Having known many of your comments, my gut instinct is to tear into your a$$.
But perhaps I’ll just give you the benefit of the doubt this time.
Bcs your ignorance is showing & I only wish to help you.

Badger40 on May 15, 2013 at 4:19 PM

Salt is also important for the iodine, to prevent thyroid problems.

PattyJ on May 15, 2013 at 4:41 PM

So fat that the Earth will eventually wobble off its axis and roll down God’s bowling lane making pins of the skyscraper galaxies in the Oakwood Rental Universe.

sad face

Capitalist Hog on May 15, 2013 at 2:24 pm

Almost like Guam will tip over and capsize.

Oh! Never mind.

psrch on May 15, 2013 at 5:02 PM

Is the jury still out on whether or not oatmeal reduces cholesterol?

Lets see…..its 2013..not an “even” year, so oatmeal has no effect on cholesterol.

BobMbx on May 15, 2013 at 5:03 PM

Greetings From Guam

Resist We Much on May 15, 2013 at 3:15 PM

I think its a photoshop…heehee. The shadows are all wrong and the fish would be falling out of the water.

BobMbx on May 15, 2013 at 5:05 PM

Precisely what foods you eat, as long as eating is kept within moderation, makes incredibly little difference compared to exercise and genetics.

Look, if you eat 6 donuts every day, or drink a quart of soda every day, or down a large french fries every day, you’ll get fat.
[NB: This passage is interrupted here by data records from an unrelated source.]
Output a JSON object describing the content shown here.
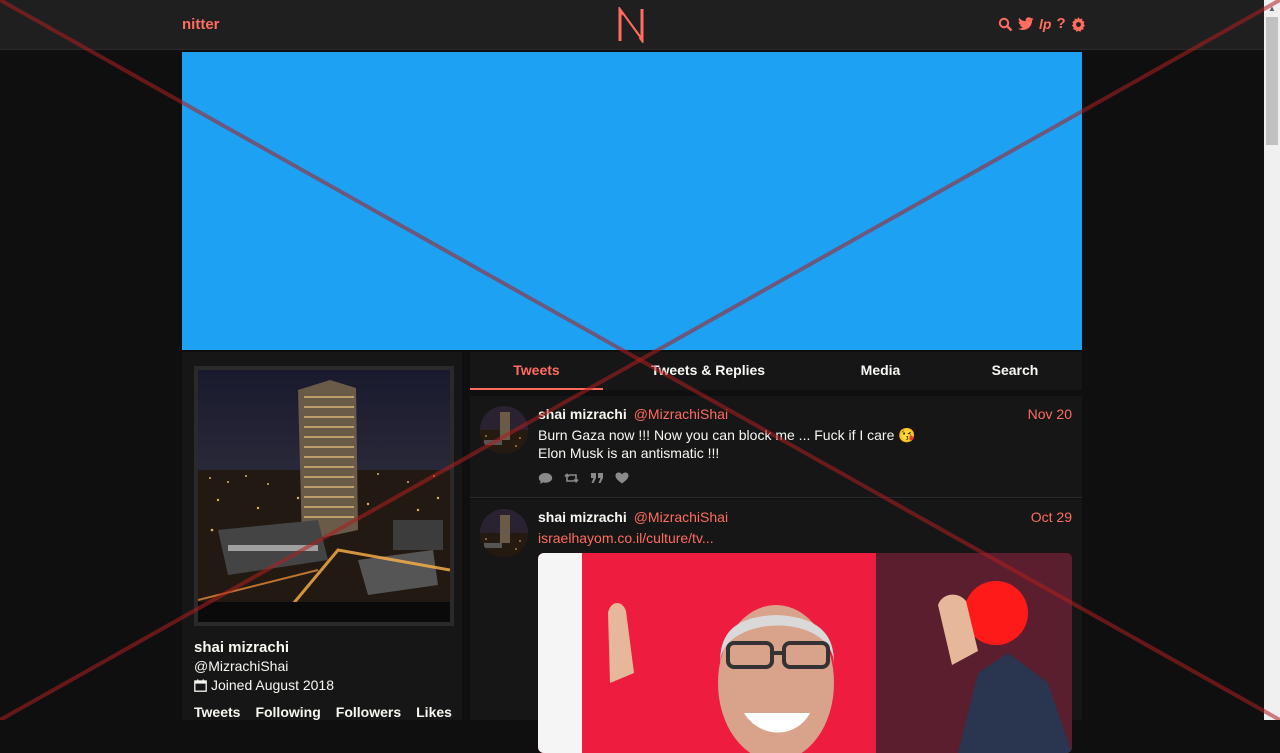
{
  "nav": {
    "brand": "nitter",
    "logo_letter": "N",
    "icons": [
      "search-icon",
      "twitter-bird-icon",
      "liberapay-icon",
      "help-icon",
      "gear-icon"
    ],
    "accent": "#ff6c60"
  },
  "banner": {
    "color": "#1da1f2"
  },
  "profile": {
    "name": "shai mizrachi",
    "handle": "@MizrachiShai",
    "joined": "Joined August 2018",
    "stats": [
      "Tweets",
      "Following",
      "Followers",
      "Likes"
    ]
  },
  "tabs": [
    "Tweets",
    "Tweets & Replies",
    "Media",
    "Search"
  ],
  "tweets": [
    {
      "name": "shai mizrachi",
      "username": "@MizrachiShai",
      "date": "Nov 20",
      "line1": "Burn Gaza now !!! Now you can block me ... Fuck if I care 😘",
      "line2": "Elon Musk is an antismatic !!!"
    },
    {
      "name": "shai mizrachi",
      "username": "@MizrachiShai",
      "date": "Oct 29",
      "link": "israelhayom.co.il/culture/tv..."
    }
  ]
}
But if you eat an otherwise balanced diet (salads included), but have a slice of cake here, a side of bacon there, a three-egg omelette there, a couple slices of pizza there, and make room in your schedule for an hour a day at the gym, you really have nothing to fear if your genetics are OK.

solatic on May 15, 2013 at 5:27 PM

Health guidelines can only be set by the individual. Every person on earth has different requirements and one size does not fit all!
Listen to YOUR body.
When you are thirsty drink water (unless you are allergic or are in kidney failure).
If you are allergic to tree nuts, then, almonds are not “healthy” for you.

“We cannot educate a public, we can only the individual.” CW

kregg on May 15, 2013 at 5:56 PM

Should read: “We cannot educate a public, we can only educate the individual.” CW

kregg on May 15, 2013 at 5:58 PM

Bloomberg and all the leftists ought to be restricted from ever having any salt, at all. Let them whither away and cease to pervert society, trying to drag us all back to the stone age (where their third world, muslim born and raised, Indonesian Imbecile with the 84 IQ and mathematical sophistication of a slow 8th grader came from).

ThePrimordialOrderedPair on May 15, 2013 at 6:47 PM

While we’re cracking jokes at the government’s expense we should also aim a few barbs at doctors and medical types who parrot the ‘salt is always bad’ line, many of them no doubt following government edict more than they follow medical research.